Even if that were not the law in California, WTF, dude? How are you going to make a mainstream movie about trying to get girls drunk so you can have sex with them? I don't care how the movie ended. I don't care that the two main characters realize that they love each other. I don't care how funny Seth Rogen thinks he is. I don't even care about the "vag-tastic" porn featured in the first scenes. I don't care that the writers created this script when they were thirteen; they are grown men now: have some perspective, idiots.
The entire time I was watching Superbad, two things were in my head. The first was certain friends of mine, all female, partially or wholly defended this movie after they saw it. These people also make up most of my readership, so, Hello friends! I have also listen to these same people make the following complaints:
- Why can't I get respect from the people in charge who are mostly men?

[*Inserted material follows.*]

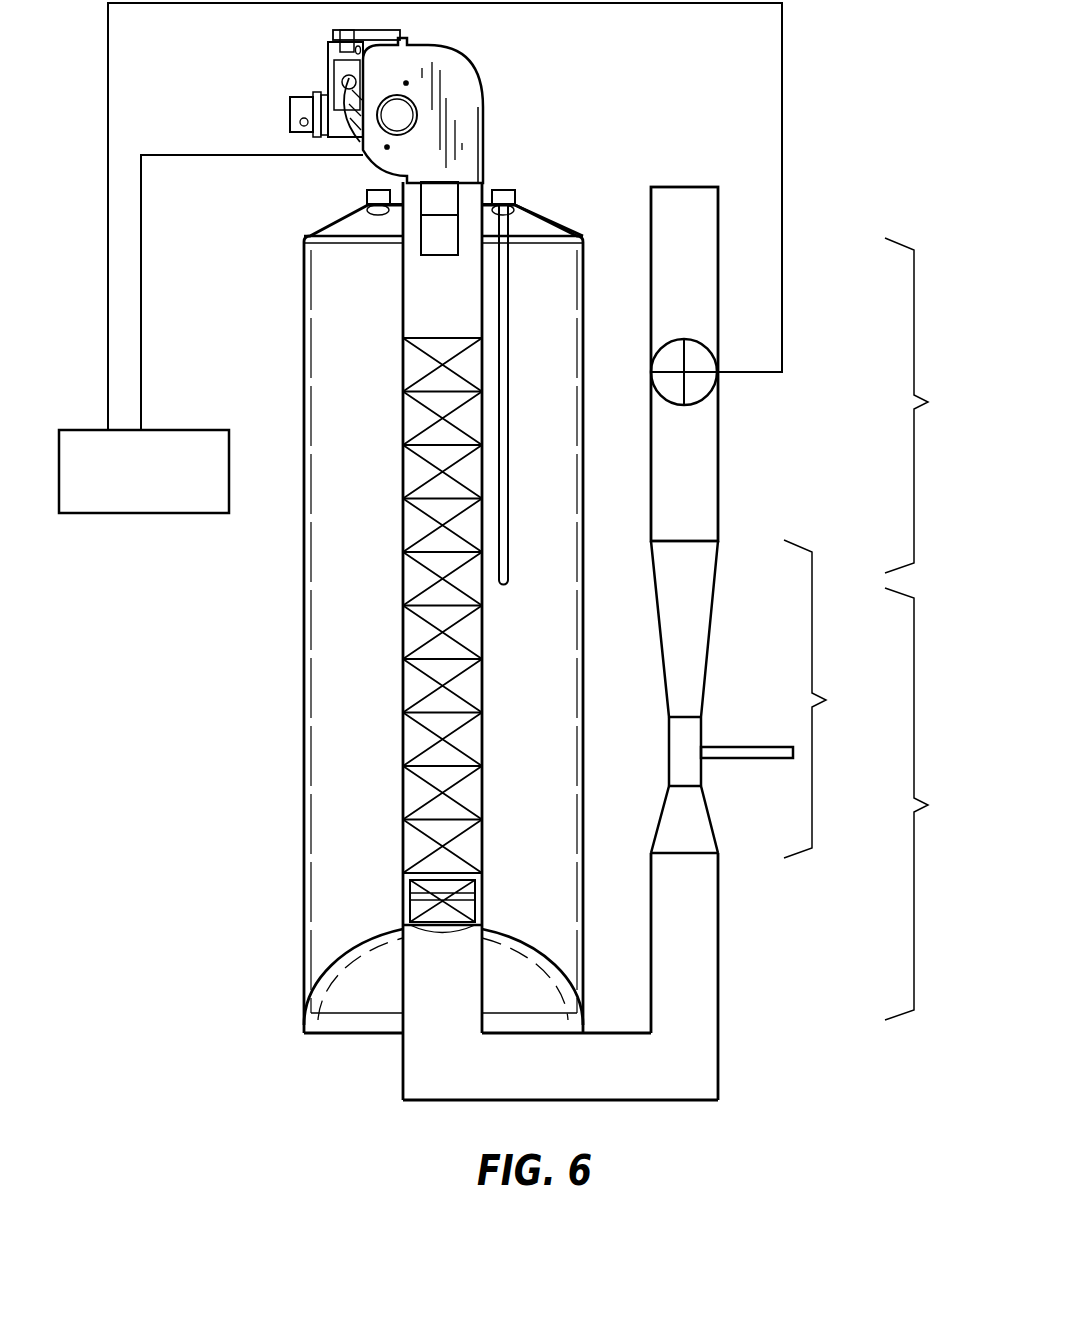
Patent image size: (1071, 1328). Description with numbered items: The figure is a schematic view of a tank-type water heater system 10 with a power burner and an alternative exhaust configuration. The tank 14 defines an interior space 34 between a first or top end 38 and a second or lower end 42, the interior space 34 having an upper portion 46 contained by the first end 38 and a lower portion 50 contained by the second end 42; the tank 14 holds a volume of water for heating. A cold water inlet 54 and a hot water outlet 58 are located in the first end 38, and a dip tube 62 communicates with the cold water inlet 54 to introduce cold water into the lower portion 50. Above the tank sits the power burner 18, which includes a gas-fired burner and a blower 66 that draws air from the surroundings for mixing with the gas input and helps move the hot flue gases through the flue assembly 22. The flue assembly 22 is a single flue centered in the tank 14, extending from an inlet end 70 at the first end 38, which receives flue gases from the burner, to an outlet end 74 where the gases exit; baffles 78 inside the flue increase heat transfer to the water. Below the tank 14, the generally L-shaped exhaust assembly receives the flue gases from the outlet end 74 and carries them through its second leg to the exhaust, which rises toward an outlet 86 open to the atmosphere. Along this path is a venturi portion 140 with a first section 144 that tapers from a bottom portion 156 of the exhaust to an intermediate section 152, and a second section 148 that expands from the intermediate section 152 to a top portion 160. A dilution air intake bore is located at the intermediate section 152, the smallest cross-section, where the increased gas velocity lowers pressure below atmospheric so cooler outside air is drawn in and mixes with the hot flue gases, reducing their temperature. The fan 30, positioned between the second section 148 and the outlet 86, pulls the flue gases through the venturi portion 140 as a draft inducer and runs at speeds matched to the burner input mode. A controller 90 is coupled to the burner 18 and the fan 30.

- Why isn't my female-dominated section of my industry taken seriously?
- Why can't I be accurately represented in the media?
- Why won't anyone hire me even though I'm obviously talented, experienced and eager?
- Why aren't more women feminists?
These same people then called Superbad "hilarious" and "surprisingly sweet", because the movie had "jokes" and the two main characters were nice to their objects of prey in the final scene. However, having Michael Cera's character Evan raising a toast to "respecting women" while he's trying to hook up with a fallen-down drunk Becca was akin to D.W. Griffith inserting a clip of Dr. King's "I Have A Dream" speech in the middle of Birth of a Nation. Both situations are ridiculous, and the latter is anachronistic.
Almost every verbal insult spewed in the movie involved attacking the other person's masculinity by accusing them of not having a penis, being a gay male, being a woman or being a vagina. The loathing of anything female became more palpable as we learned about Bill Hader's character's ex-wife, who was an actual whore when he married her.